Speaking from Colombia, where he is undergoing an altitude training block before the 4-27 May Grand Tour, Chaves is equally grounded and motivated by his home surrounds.
The 2016 Giro was a success for the Mitchelton-Scott climber, who won a stage and marked a stint in the leader’s jersey en route to the podium finish.
Those factors, let alone private battles he would have undertaken, stood as obvious answers Chaves could have referred to when asked about his most vivid memory of that race. Instead, the savvy 28-year-old went with family.
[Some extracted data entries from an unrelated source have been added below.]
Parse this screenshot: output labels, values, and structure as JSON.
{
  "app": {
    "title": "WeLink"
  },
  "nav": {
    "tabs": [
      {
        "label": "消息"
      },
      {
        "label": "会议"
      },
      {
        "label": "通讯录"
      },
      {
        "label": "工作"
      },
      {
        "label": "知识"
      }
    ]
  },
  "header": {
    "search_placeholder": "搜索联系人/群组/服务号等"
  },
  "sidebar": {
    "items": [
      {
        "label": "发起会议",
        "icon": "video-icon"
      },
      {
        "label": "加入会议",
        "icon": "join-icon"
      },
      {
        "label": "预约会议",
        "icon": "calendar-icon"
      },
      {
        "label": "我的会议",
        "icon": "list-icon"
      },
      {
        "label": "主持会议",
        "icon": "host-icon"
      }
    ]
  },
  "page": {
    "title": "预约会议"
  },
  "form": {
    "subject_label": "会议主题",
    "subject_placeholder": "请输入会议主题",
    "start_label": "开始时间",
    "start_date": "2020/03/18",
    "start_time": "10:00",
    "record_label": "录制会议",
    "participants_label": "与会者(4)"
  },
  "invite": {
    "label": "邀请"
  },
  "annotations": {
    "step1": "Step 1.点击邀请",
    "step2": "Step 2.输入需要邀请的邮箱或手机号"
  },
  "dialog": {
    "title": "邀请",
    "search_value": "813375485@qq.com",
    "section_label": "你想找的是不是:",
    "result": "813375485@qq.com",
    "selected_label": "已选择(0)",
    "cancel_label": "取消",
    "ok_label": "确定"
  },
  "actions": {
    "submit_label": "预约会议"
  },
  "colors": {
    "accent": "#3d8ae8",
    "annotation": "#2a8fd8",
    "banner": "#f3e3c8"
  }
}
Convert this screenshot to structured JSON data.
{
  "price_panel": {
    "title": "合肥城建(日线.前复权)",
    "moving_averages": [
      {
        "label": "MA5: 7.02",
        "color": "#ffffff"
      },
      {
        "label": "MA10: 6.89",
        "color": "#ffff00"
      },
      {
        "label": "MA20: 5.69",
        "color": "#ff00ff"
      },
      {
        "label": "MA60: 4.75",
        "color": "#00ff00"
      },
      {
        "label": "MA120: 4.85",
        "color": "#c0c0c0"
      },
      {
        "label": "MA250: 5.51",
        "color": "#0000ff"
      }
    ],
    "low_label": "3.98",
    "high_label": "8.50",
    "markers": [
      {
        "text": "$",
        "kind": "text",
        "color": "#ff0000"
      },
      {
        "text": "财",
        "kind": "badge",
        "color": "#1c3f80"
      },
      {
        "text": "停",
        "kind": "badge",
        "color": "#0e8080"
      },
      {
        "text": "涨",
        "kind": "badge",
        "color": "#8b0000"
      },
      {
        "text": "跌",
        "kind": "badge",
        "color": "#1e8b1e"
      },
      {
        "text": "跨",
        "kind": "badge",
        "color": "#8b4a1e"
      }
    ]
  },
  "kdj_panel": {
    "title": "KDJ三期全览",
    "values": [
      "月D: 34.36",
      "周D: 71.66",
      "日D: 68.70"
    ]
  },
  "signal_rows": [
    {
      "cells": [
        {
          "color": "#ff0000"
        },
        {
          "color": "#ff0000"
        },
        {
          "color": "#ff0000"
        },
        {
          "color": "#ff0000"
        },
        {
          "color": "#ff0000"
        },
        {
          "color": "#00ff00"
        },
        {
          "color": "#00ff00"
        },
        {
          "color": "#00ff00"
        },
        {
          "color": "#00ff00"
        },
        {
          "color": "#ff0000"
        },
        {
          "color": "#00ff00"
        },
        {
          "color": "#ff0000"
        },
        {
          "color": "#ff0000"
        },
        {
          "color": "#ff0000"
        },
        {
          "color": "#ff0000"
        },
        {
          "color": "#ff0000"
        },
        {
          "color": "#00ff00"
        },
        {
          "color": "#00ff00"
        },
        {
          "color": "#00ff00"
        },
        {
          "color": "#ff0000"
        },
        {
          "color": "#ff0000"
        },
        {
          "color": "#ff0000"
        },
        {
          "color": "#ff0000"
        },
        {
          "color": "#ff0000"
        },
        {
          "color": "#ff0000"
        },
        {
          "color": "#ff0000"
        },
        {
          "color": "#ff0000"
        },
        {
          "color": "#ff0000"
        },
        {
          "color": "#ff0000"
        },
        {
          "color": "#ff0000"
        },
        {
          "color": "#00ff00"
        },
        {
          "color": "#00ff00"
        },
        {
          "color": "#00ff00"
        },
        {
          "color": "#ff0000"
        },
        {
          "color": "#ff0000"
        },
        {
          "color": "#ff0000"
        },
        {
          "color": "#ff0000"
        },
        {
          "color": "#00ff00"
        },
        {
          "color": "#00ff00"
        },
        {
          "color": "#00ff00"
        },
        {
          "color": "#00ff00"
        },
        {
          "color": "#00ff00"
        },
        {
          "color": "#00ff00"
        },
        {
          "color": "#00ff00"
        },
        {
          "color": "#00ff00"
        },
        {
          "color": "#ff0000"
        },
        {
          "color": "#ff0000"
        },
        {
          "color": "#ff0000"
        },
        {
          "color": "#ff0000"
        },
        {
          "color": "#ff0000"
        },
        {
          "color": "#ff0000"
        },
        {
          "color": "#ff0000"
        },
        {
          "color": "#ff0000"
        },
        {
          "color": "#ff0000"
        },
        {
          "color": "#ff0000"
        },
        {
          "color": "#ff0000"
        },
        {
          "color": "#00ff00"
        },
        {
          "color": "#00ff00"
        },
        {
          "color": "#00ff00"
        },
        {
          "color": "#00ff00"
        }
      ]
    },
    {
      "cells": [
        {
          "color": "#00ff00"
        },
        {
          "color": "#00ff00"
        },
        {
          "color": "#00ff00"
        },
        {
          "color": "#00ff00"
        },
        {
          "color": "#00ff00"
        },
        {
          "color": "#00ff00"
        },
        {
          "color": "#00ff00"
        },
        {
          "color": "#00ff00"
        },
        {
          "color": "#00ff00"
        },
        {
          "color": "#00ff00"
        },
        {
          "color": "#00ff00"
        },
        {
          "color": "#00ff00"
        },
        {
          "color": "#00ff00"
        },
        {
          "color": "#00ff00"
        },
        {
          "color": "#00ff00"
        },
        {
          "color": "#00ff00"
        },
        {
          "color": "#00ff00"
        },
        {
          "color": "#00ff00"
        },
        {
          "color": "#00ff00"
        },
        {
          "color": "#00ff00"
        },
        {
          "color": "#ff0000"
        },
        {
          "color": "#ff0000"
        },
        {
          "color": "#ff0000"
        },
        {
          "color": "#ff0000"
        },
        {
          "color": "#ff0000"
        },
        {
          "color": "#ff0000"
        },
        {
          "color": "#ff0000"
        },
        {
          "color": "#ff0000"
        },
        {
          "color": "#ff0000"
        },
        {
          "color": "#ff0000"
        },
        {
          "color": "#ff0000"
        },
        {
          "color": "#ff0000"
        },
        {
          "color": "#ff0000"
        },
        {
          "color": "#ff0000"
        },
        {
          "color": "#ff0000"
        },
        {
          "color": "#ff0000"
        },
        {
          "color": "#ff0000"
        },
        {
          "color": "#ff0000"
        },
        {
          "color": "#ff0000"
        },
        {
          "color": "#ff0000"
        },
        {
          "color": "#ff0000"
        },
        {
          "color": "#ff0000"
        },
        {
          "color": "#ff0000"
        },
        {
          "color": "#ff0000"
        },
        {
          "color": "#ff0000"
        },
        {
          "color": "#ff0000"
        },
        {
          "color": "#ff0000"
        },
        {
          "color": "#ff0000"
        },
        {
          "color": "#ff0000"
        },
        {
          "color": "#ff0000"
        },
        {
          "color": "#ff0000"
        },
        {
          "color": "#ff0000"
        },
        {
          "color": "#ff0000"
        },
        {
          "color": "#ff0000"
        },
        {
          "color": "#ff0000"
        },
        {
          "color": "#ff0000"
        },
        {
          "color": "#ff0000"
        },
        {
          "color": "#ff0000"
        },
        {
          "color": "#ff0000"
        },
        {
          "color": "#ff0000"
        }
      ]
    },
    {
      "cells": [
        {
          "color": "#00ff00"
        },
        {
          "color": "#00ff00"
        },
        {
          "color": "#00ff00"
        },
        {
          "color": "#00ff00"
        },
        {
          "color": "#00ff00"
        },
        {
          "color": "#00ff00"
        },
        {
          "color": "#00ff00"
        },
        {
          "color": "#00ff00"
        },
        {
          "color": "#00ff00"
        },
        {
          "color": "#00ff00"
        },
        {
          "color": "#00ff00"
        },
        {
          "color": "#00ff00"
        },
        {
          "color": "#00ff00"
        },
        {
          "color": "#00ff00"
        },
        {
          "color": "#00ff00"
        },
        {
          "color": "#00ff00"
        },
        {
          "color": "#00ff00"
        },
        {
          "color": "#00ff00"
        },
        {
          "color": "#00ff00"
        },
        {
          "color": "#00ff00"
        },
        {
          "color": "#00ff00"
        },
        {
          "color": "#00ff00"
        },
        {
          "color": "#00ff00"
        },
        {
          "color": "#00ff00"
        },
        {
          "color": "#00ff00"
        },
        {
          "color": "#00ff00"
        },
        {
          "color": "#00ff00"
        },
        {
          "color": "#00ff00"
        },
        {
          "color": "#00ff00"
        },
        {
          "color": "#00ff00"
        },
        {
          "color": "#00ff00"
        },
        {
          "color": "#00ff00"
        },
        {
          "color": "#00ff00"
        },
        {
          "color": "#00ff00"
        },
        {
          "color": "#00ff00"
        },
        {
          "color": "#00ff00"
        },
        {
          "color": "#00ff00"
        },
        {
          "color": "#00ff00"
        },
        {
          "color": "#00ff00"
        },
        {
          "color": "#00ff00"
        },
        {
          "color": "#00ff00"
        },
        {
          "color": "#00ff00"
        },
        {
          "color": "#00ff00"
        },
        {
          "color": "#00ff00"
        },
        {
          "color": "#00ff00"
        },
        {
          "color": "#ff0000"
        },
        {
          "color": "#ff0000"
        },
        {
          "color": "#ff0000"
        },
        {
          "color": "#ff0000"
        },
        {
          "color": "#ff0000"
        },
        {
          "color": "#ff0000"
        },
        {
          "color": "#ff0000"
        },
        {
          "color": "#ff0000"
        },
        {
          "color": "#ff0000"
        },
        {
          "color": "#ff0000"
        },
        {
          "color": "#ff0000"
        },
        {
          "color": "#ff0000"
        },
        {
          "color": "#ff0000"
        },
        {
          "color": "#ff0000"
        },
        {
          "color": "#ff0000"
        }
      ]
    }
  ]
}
“I remember at the Giro d’Italia when my parents came and it was their first time to Europe, which was pretty exciting for me. They had a hard flight but had always one big smile and looked at me with pride,” Chaves tells Cycling Central.
“I think everything is around family and the people that are close to you. You are what you are because of the people close to you and I am what I am because of my parents. I’m proud for that, motivated and it gives you strength as well.”
Chaves has mimicked 2016 preparations ahead of this year’s Giro, undergoing multiple altitude camps around select races.
He is set to co-lead Mitchelton-Scott alongside British climber Simon Yates, with all concerned parties confident the two can work harmoniously together.
Asked if he could overcome the likes of reigning champion Tom Dumoulin (Sunweb) and Sky’s Chris Froome to win the title this year, Chaves repeated, “Why not?”.
“If someone told me I’d finish second place in the Giro two years ago I wouldn’t have believed it but now I think why not,” he says. “Beautiful things happen when you work hard. This is what we train for.”
Mitchelton-Scott sports director Matt White has previously said time trialling is a weak spot for Chaves, who has spent time in a wind tunnel in an effort to limit losses next month and beyond.
“Finishing on top of a hill I arrive sometimes with the best guys; I can drop them and put 10 or 15 seconds in them, and they can drop me and they put 20 or 15 or 10 seconds in me after five hours of racing,” Chaves says. “But after you go for one time trial, which is 40 minutes, then they put five minutes in me.”
The Giro this year features two flat time trials – a 9.7km race opener in Israel and a 34.2km run to Rovereto in the last week.
Chaves took confidence from a 10th place performance in the stage four individual time trial at Paris-Nice last month, which he finished 33 seconds in arrears of Wout Poels (Sky), describing it as a “good test”.
“I’m getting pretty excited. I want to do the best for me, for my team, for my family because I care and I love what I do,” he says.
Chaves’s family, perhaps tellingly, is set to visit in the third week of the Giro this year – typically when it becomes truly demanding.